A causa não seria a perda do controle das ruas pelo PT?

Marcos Nobre: Primeiro, sou contra essa ideia de cooptação simplesmente. Houve um convencimento durante o governo Lula da parte organizada da sociedade - sindicatos, ONGs, associações de lutas por direitos. Nenhum partido controla um movimento social autêntico. Outra metáfora que eu detesto é a da fadiga de material. Estamos falando de política e não de construção civil. Não tem nada a ver com o governo estar há muito tempo no poder. Trata-se da maneira pela qual se mantém no poder. É o processo de tecnocratização.

É um movimento de classe média?

Marcos Nobre: Não.
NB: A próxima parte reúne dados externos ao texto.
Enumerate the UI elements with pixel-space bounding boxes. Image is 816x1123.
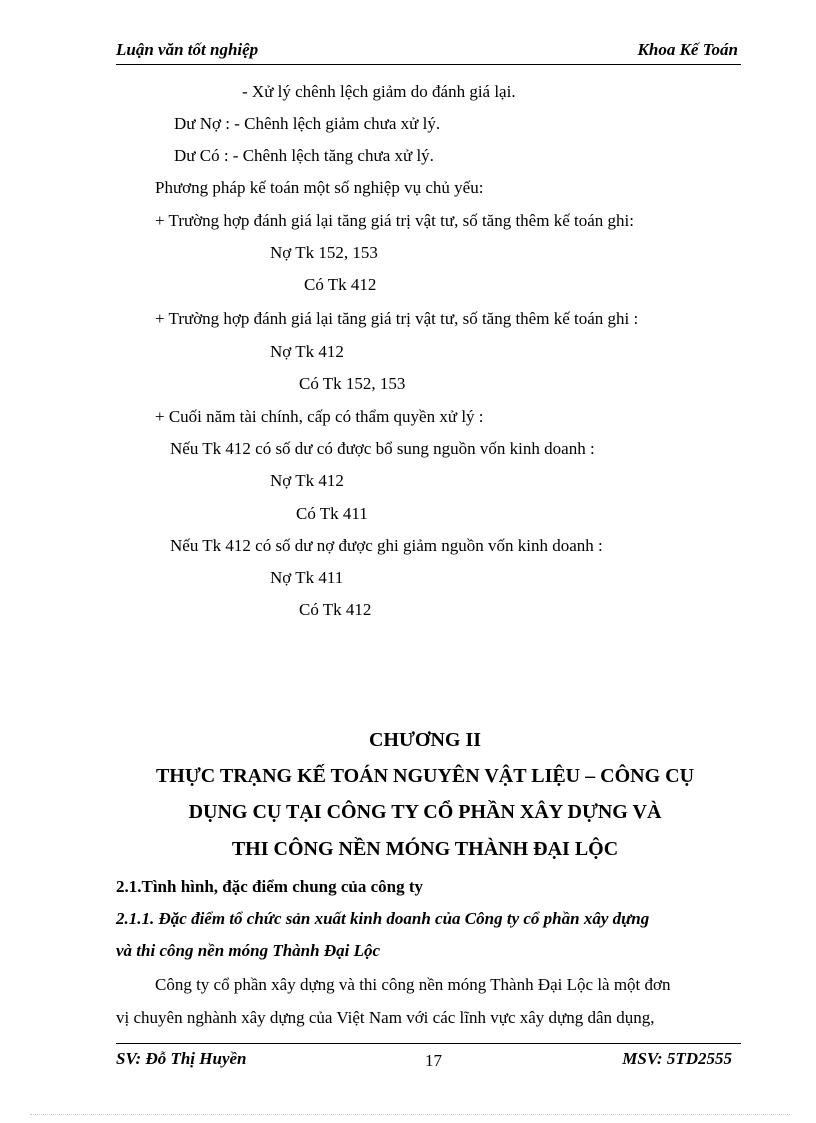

Esse é outro dos muitos mitos que envolvem os protestos. É um mito que eles pertencem à classe média alta, às redes sociais ou que expressariam um fenômeno natural de inconformismo da juventude.

Que relação há entre os protestos no Brasil e no exterior?

Marcos Nobre: Vamos distinguir o que é Primavera Árabe do que é Turquia e Brasil. Não se pode confundir protestos em geral numa democracia e protestos em ditaduras.